Reversing protectionist policies forbidding foreign products in order to bolster domestic industry, in 1903 the Japanese government opened the first National Industrial Exhibition to allow the presentation of imported goods.
The event attracted some 4,350,000 visitors. For the first time, the Japanese people would be able to see not only things that had been brought from all over the world but also, in what was dubbed the “Pavilion of the Human Races,” organized with the assistance of Tokyo Imperial University’s Anthropological Society, the kind of “human exhibit” then popular at expositions in Europe and the United States. As conceived, the pavilion would start with reproductions of the illustrations (photographs) found in the English publication The Living Races of Mankind, while inside indigenous peoples were to be exhibited in structures modeled on the traditional dwellings of the different “races.” However, encountering fierce resistance from the those who were to be represented, this “human exhibit” that would turn living people into objects or scientific specimens had to be revised at the planning stage.

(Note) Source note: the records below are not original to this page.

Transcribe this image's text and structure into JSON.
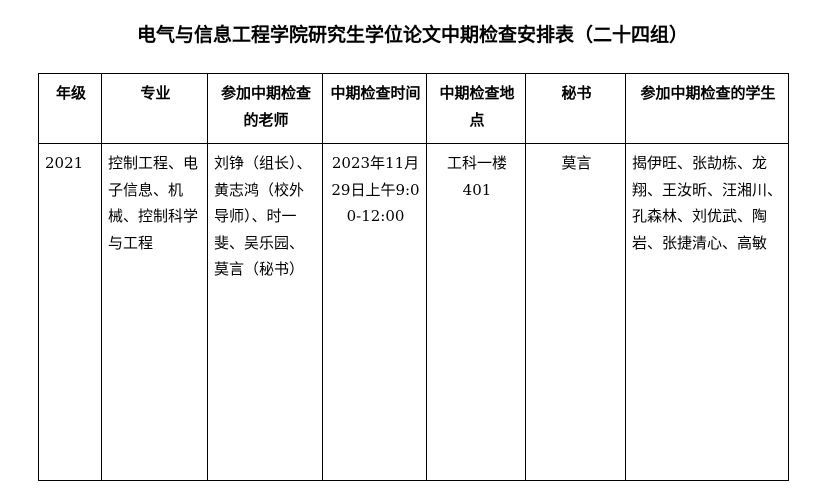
{
  "title": "电气与信息工程学院研究生学位论文中期检查安排表（二十四组）",
  "headers": [
    "年级",
    "专业",
    "参加中期检查的老师",
    "中期检查时间",
    "中期检查地点",
    "秘书",
    "参加中期检查的学生"
  ],
  "row": {
    "grade": "2021",
    "major": "控制工程、电子信息、机械、控制科学与工程",
    "teachers": "刘铮（组长）、黄志鸿（校外导师）、时一斐、吴乐园、莫言（秘书）",
    "time": "2023年11月29日上午9:00-12:00",
    "location": "工科一楼401",
    "secretary": "莫言",
    "students": "揭伊旺、张劼栋、龙翔、王汝昕、汪湘川、孔森林、刘优武、陶岩、张捷清心、高敏"
  }
}
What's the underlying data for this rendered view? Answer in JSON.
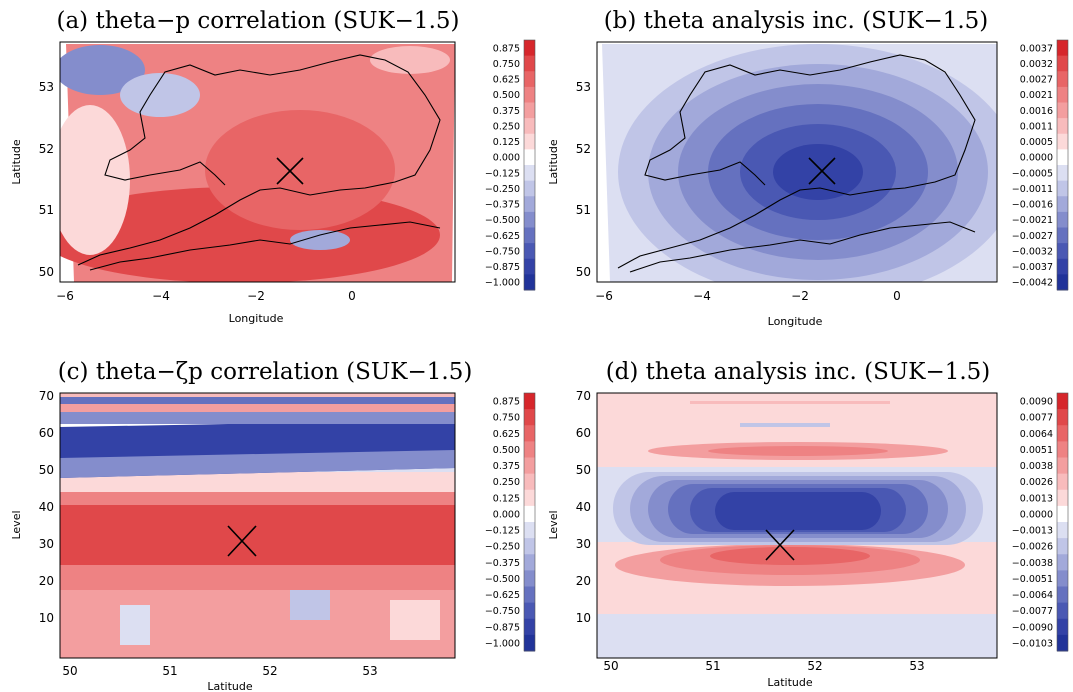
{
  "chart_data": [
    {
      "type": "heatmap",
      "title": "(a) theta−p correlation (SUK−1.5)",
      "xlabel": "Longitude",
      "ylabel": "Latitude",
      "xlim": [
        -6.2,
        1.9
      ],
      "ylim": [
        49.8,
        53.75
      ],
      "x_ticks": [
        -6,
        -4,
        -2,
        0
      ],
      "x_tick_labels": [
        "−6",
        "−4",
        "−2",
        "0"
      ],
      "y_ticks": [
        50,
        51,
        52,
        53
      ],
      "y_tick_labels": [
        "50",
        "51",
        "52",
        "53"
      ],
      "marker": {
        "symbol": "X",
        "x": -1.3,
        "y": 51.6
      },
      "coastline": true,
      "colorbar": [
        "0.875",
        "0.750",
        "0.625",
        "0.500",
        "0.375",
        "0.250",
        "0.125",
        "0.000",
        "−0.125",
        "−0.250",
        "−0.375",
        "−0.500",
        "−0.625",
        "−0.750",
        "−0.875",
        "−1.000"
      ],
      "field": "mostly positive (red), strongest over southern England, negative patches in the north-west"
    },
    {
      "type": "heatmap",
      "title": "(b) theta analysis inc. (SUK−1.5)",
      "xlabel": "Longitude",
      "ylabel": "Latitude",
      "xlim": [
        -6.2,
        1.9
      ],
      "ylim": [
        49.8,
        53.75
      ],
      "x_ticks": [
        -6,
        -4,
        -2,
        0
      ],
      "x_tick_labels": [
        "−6",
        "−4",
        "−2",
        "0"
      ],
      "y_ticks": [
        50,
        51,
        52,
        53
      ],
      "y_tick_labels": [
        "50",
        "51",
        "52",
        "53"
      ],
      "marker": {
        "symbol": "X",
        "x": -1.5,
        "y": 51.6
      },
      "coastline": true,
      "colorbar": [
        "0.0037",
        "0.0032",
        "0.0027",
        "0.0021",
        "0.0016",
        "0.0011",
        "0.0005",
        "0.0000",
        "−0.0005",
        "−0.0011",
        "−0.0016",
        "−0.0021",
        "−0.0027",
        "−0.0032",
        "−0.0037",
        "−0.0042"
      ],
      "field": "negative increment, concentric ellipse centred on the marker, minimum about −0.0042"
    },
    {
      "type": "heatmap",
      "title": "(c) theta−ζp correlation (SUK−1.5)",
      "xlabel": "Latitude",
      "ylabel": "Level",
      "xlim": [
        49.8,
        53.8
      ],
      "ylim": [
        0,
        71
      ],
      "x_ticks": [
        50,
        51,
        52,
        53
      ],
      "x_tick_labels": [
        "50",
        "51",
        "52",
        "53"
      ],
      "y_ticks": [
        10,
        20,
        30,
        40,
        50,
        60,
        70
      ],
      "y_tick_labels": [
        "10",
        "20",
        "30",
        "40",
        "50",
        "60",
        "70"
      ],
      "marker": {
        "symbol": "X",
        "x": 51.7,
        "y": 30
      },
      "colorbar": [
        "0.875",
        "0.750",
        "0.625",
        "0.500",
        "0.375",
        "0.250",
        "0.125",
        "0.000",
        "−0.125",
        "−0.250",
        "−0.375",
        "−0.500",
        "−0.625",
        "−0.750",
        "−0.875",
        "−1.000"
      ],
      "field": "positive correlation below level 43, strong negative band near levels 45–58, alternating bands above 60"
    },
    {
      "type": "heatmap",
      "title": "(d) theta analysis inc. (SUK−1.5)",
      "xlabel": "Latitude",
      "ylabel": "Level",
      "xlim": [
        49.8,
        53.8
      ],
      "ylim": [
        0,
        71
      ],
      "x_ticks": [
        50,
        51,
        52,
        53
      ],
      "x_tick_labels": [
        "50",
        "51",
        "52",
        "53"
      ],
      "y_ticks": [
        10,
        20,
        30,
        40,
        50,
        60,
        70
      ],
      "y_tick_labels": [
        "10",
        "20",
        "30",
        "40",
        "50",
        "60",
        "70"
      ],
      "marker": {
        "symbol": "X",
        "x": 51.65,
        "y": 29
      },
      "colorbar": [
        "0.0090",
        "0.0077",
        "0.0064",
        "0.0051",
        "0.0038",
        "0.0026",
        "0.0013",
        "0.0000",
        "−0.0013",
        "−0.0026",
        "−0.0038",
        "−0.0051",
        "−0.0064",
        "−0.0077",
        "−0.0090",
        "−0.0103"
      ],
      "field": "negative core at levels 30–45 centred near 51.7, positive bands near levels 20–28 and 50–56"
    }
  ],
  "colors": {
    "scale": [
      "#d6262b",
      "#e0484a",
      "#e86566",
      "#ee8283",
      "#f39e9f",
      "#f8bbbc",
      "#fcd9d9",
      "#ffffff",
      "#dcdff2",
      "#c0c5e7",
      "#a2a9da",
      "#848dcc",
      "#6571bf",
      "#4a58b3",
      "#3342a6",
      "#213399"
    ]
  }
}
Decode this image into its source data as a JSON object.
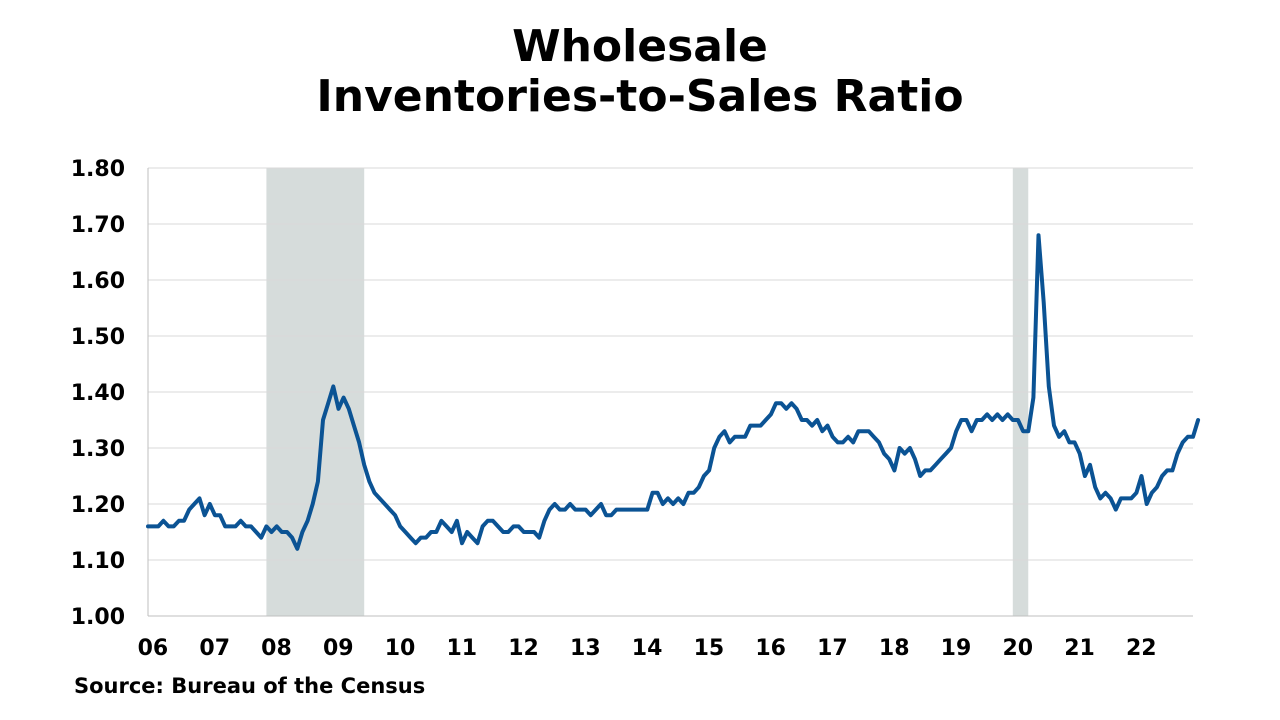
{
  "chart_data": {
    "type": "line",
    "title_lines": [
      "Wholesale",
      "Inventories-to-Sales Ratio"
    ],
    "source": "Source: Bureau of the Census",
    "ylim": [
      1.0,
      1.8
    ],
    "yticks": [
      "1.00",
      "1.10",
      "1.20",
      "1.30",
      "1.40",
      "1.50",
      "1.60",
      "1.70",
      "1.80"
    ],
    "xlim": [
      2006.0,
      2022.917
    ],
    "xtick_labels": [
      "06",
      "07",
      "08",
      "09",
      "10",
      "11",
      "12",
      "13",
      "14",
      "15",
      "16",
      "17",
      "18",
      "19",
      "20",
      "21",
      "22"
    ],
    "grid": true,
    "line_color": "#0b5394",
    "shade_color": "#d6dcdb",
    "recessions": [
      [
        2007.917,
        2009.5
      ],
      [
        2020.0,
        2020.25
      ]
    ],
    "series": [
      {
        "start": "2006-01",
        "frequency": "monthly",
        "values": [
          1.16,
          1.16,
          1.16,
          1.17,
          1.16,
          1.16,
          1.17,
          1.17,
          1.19,
          1.2,
          1.21,
          1.18,
          1.2,
          1.18,
          1.18,
          1.16,
          1.16,
          1.16,
          1.17,
          1.16,
          1.16,
          1.15,
          1.14,
          1.16,
          1.15,
          1.16,
          1.15,
          1.15,
          1.14,
          1.12,
          1.15,
          1.17,
          1.2,
          1.24,
          1.35,
          1.38,
          1.41,
          1.37,
          1.39,
          1.37,
          1.34,
          1.31,
          1.27,
          1.24,
          1.22,
          1.21,
          1.2,
          1.19,
          1.18,
          1.16,
          1.15,
          1.14,
          1.13,
          1.14,
          1.14,
          1.15,
          1.15,
          1.17,
          1.16,
          1.15,
          1.17,
          1.13,
          1.15,
          1.14,
          1.13,
          1.16,
          1.17,
          1.17,
          1.16,
          1.15,
          1.15,
          1.16,
          1.16,
          1.15,
          1.15,
          1.15,
          1.14,
          1.17,
          1.19,
          1.2,
          1.19,
          1.19,
          1.2,
          1.19,
          1.19,
          1.19,
          1.18,
          1.19,
          1.2,
          1.18,
          1.18,
          1.19,
          1.19,
          1.19,
          1.19,
          1.19,
          1.19,
          1.19,
          1.22,
          1.22,
          1.2,
          1.21,
          1.2,
          1.21,
          1.2,
          1.22,
          1.22,
          1.23,
          1.25,
          1.26,
          1.3,
          1.32,
          1.33,
          1.31,
          1.32,
          1.32,
          1.32,
          1.34,
          1.34,
          1.34,
          1.35,
          1.36,
          1.38,
          1.38,
          1.37,
          1.38,
          1.37,
          1.35,
          1.35,
          1.34,
          1.35,
          1.33,
          1.34,
          1.32,
          1.31,
          1.31,
          1.32,
          1.31,
          1.33,
          1.33,
          1.33,
          1.32,
          1.31,
          1.29,
          1.28,
          1.26,
          1.3,
          1.29,
          1.3,
          1.28,
          1.25,
          1.26,
          1.26,
          1.27,
          1.28,
          1.29,
          1.3,
          1.33,
          1.35,
          1.35,
          1.33,
          1.35,
          1.35,
          1.36,
          1.35,
          1.36,
          1.35,
          1.36,
          1.35,
          1.35,
          1.33,
          1.33,
          1.39,
          1.68,
          1.56,
          1.41,
          1.34,
          1.32,
          1.33,
          1.31,
          1.31,
          1.29,
          1.25,
          1.27,
          1.23,
          1.21,
          1.22,
          1.21,
          1.19,
          1.21,
          1.21,
          1.21,
          1.22,
          1.25,
          1.2,
          1.22,
          1.23,
          1.25,
          1.26,
          1.26,
          1.29,
          1.31,
          1.32,
          1.32,
          1.35
        ]
      }
    ]
  }
}
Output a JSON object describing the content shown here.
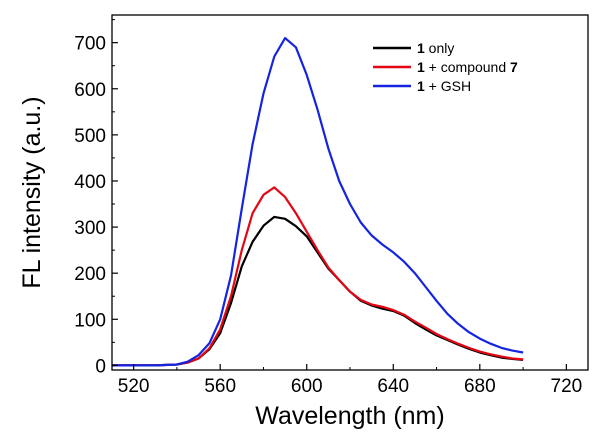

This work documents a workshop in which participants pretended to be the turn-of-the-century “Japanese” who imported the “imperialist gaze” from Europe and the United States and turned it toward the Ainu, Okinawa, Taiwan, and Korea. The workshop was planned based on the plan of the “Human pavilion” at the National Industrial Exhibition held in Osaka in 1903. While acting as performers under Fujii’s instructions, the participants ended up in discriminating against the other participants, similarly to what had happened at Human Pavilion It is uncertain whether this anachronistic exercise using a prescribed framework to revive behavior, language and attitudes that were rejected by postwar democracy was truly able to excavate the violent undercurrents of colonialism and racism that once ruled the world. Have those undercurrents really dried up and perished in our 21st-century societies that champion diversity?